Può sembrare un disturbo passeggero, ma secondo la scienza potrebbe essere uno dei primi segnali dell’Alzheimer: ecco cosa hanno scoperto i ricercatori.
L’ Alzheimer è la malattia dei nostri tempi, tra le più temute, anche da chi non ce l’avrà mai. Può colpire i nostri cari, come una madre, un padre, lasciandoci sgomenti e disorientati, perché quella persona a noi tanto familiare, a causa dell’Alzheimer potrebbe non riconoscersi e non riconoscerci più. Recentemente sono emersi degli studi che assocerebbero questa malattia neurodegenerativa progressiva ad un raffreddore.
All’inizio può sembrare un semplice fastidio stagionale: il naso che non distingue più bene i profumi, l’odore del caffè che si affievolisce o quello del sapone che sembra sparire. Si pensa subito a un raffreddore, all’allergia o magari a un calo momentaneo dell’olfatto. Eppure, secondo nuove ricerche, questa piccola variazione sensoriale potrebbe nascondere qualcosa di molto più serio.
Da tempo la scienza cerca di individuare i segnali più precoci dell’Alzheimer: riuscire a riconoscerla quando è ancora agli inizi significa guadagnare tempo prezioso per rallentare la malattia e migliorare la qualità della vita di chi ne soffre.
Quando il naso “parla” del cervello
Oggi, tra i sintomi più inattesi dell’ Alzheimer, emerge un indizio sorprendente: la perdita dell’olfatto. Non si parla di una perdita totale, come avviene con un raffreddore, ma di una graduale difficoltà a riconoscere odori familiari. È un segnale sottile, spesso ignorato, che però – secondo gli studiosi – potrebbe rappresentare una delle prime spie neurologiche dell’Alzheimer, ben prima che compaiano i problemi di memoria o di linguaggio.

Riconoscere i sintomi iniziali e intervenire subito può aiutare a preservare la memoria e rallentare la progressione della malattia – lingualombarda
A spiegare questa connessione è la neurobiologia. L’olfatto è uno dei sensi più direttamente collegati al cervello: le informazioni sugli odori arrivano quasi subito alle aree che gestiscono emozioni e ricordi, come l’ippocampo e la corteccia entorinale. Sono proprio queste le regioni che, nelle persone affette da Alzheimer, subiscono per prime danni a causa dell’accumulo di proteine anomale (beta-amiloide e tau).

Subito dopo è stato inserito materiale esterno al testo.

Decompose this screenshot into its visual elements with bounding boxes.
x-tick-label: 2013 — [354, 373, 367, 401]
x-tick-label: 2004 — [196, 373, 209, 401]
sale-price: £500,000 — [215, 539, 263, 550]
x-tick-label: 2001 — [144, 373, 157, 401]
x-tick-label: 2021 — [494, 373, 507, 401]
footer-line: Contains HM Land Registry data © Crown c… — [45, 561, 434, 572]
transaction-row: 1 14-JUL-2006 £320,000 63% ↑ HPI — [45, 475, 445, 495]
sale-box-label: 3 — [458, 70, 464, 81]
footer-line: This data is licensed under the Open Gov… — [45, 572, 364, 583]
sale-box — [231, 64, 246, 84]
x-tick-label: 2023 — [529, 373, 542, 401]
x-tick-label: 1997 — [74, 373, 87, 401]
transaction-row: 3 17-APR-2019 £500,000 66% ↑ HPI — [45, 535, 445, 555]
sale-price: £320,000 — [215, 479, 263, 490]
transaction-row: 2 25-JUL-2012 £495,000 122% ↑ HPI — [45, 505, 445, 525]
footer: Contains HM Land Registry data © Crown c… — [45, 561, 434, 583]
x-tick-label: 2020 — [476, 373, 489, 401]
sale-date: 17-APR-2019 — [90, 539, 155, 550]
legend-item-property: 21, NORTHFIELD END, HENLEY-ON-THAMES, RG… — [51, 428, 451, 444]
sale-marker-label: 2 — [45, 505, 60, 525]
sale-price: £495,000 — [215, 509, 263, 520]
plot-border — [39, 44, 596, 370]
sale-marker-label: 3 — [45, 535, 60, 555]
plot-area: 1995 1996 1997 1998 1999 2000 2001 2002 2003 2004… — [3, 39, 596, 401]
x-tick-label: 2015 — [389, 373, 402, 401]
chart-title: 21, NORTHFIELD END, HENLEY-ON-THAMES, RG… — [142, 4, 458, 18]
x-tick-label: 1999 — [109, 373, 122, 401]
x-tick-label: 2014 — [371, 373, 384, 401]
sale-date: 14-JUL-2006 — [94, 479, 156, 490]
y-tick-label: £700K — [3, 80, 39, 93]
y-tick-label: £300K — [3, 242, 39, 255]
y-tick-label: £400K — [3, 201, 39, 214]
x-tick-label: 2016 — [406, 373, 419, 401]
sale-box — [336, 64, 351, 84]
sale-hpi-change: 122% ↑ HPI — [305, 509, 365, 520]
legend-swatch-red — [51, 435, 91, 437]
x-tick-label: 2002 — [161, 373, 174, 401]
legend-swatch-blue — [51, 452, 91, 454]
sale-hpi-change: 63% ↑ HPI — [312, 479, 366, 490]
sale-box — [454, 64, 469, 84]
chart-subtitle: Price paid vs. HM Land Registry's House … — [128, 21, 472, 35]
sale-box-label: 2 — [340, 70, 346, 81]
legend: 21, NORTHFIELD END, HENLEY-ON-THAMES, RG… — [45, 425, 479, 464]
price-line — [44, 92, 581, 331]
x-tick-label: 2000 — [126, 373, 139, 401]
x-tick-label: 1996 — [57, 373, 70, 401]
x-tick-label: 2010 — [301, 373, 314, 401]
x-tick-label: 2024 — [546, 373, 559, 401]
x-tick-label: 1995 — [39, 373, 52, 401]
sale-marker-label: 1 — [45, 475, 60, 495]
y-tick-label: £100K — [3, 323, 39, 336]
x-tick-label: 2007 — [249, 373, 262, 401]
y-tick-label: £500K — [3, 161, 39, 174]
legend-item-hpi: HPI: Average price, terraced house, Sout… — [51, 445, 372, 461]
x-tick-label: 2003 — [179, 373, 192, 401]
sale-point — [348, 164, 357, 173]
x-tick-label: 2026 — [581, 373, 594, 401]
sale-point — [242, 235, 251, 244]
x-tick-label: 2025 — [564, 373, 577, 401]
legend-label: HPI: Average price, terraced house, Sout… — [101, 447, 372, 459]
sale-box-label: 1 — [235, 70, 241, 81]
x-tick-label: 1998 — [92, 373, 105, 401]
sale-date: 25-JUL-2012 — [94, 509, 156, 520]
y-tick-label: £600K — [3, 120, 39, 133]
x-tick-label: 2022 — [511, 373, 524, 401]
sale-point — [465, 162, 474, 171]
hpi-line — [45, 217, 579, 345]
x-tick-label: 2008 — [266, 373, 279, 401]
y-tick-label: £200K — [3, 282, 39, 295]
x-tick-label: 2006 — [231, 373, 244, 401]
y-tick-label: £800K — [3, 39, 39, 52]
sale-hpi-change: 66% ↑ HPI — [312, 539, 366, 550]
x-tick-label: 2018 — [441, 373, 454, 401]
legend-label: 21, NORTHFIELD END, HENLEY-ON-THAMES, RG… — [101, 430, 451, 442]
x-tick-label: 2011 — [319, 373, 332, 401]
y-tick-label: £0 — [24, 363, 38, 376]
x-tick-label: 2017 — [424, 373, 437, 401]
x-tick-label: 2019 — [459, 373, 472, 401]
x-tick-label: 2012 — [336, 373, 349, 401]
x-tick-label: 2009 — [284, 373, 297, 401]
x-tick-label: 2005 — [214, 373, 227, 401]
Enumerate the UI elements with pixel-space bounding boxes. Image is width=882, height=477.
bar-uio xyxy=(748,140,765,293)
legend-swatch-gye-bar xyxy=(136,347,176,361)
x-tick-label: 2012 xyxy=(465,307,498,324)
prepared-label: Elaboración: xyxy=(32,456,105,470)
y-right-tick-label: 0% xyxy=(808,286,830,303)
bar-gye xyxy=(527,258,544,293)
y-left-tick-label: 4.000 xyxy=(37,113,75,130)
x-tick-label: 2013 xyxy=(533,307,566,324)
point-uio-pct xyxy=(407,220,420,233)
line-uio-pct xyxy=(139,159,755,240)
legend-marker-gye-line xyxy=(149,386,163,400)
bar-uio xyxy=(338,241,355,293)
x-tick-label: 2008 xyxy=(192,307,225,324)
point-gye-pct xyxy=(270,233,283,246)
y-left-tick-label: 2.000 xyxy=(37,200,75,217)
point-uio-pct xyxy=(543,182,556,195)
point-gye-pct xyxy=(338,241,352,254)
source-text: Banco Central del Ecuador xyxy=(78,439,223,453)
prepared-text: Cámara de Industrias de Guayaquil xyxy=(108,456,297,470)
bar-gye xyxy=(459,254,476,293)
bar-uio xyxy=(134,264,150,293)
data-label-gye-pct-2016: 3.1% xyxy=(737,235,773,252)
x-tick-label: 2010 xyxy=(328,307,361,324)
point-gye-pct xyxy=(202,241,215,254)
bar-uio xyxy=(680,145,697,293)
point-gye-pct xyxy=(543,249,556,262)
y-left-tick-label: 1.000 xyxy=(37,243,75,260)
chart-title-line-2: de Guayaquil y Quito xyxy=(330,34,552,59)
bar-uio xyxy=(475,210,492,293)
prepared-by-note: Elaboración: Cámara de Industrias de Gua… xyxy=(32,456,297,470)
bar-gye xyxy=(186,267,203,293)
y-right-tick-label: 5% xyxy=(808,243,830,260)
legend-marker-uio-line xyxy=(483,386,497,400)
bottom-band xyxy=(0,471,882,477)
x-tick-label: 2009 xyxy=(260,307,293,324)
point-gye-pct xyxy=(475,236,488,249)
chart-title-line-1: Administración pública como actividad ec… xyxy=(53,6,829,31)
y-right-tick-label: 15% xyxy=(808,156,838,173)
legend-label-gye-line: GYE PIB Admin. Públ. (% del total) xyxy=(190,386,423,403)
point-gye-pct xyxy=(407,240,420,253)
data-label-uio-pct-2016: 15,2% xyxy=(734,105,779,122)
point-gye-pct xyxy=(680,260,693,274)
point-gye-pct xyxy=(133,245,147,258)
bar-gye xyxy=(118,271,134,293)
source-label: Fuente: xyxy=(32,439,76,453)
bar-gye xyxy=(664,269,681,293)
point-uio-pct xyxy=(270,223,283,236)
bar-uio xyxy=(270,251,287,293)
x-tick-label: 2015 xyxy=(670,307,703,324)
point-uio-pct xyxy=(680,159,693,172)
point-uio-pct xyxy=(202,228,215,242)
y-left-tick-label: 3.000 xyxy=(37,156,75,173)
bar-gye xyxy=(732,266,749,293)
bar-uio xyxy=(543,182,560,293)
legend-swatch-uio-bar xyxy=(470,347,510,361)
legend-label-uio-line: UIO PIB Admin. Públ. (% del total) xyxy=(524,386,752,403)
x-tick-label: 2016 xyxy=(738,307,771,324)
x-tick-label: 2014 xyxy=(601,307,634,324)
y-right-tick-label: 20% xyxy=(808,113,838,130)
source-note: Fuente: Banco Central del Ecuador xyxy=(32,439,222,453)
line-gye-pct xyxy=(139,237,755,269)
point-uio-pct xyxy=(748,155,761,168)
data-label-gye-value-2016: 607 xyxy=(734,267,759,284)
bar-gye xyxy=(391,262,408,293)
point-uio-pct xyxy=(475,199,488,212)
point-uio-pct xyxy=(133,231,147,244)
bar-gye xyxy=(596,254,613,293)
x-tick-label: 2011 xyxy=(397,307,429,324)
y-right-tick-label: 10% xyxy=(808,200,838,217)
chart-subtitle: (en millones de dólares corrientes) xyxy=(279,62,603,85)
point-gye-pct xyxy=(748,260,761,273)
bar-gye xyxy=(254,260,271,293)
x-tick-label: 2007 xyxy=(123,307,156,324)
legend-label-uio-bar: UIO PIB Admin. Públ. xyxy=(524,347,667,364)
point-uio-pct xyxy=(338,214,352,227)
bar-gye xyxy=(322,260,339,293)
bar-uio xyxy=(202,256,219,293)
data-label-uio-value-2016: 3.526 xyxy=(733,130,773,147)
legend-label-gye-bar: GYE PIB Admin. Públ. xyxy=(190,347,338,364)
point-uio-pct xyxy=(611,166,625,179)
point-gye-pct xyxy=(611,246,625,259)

In parole semplici, quando il cervello inizia a essere colpito dalla malattia, una delle prime funzioni che “scricchiola” è quella olfattiva. Il risultato è che il soggetto può confondere odori comuni, non percepirne l’intensità o addirittura non riconoscere affatto profumi familiari, come quello del pane appena sfornato o del detersivo che usa ogni giorno.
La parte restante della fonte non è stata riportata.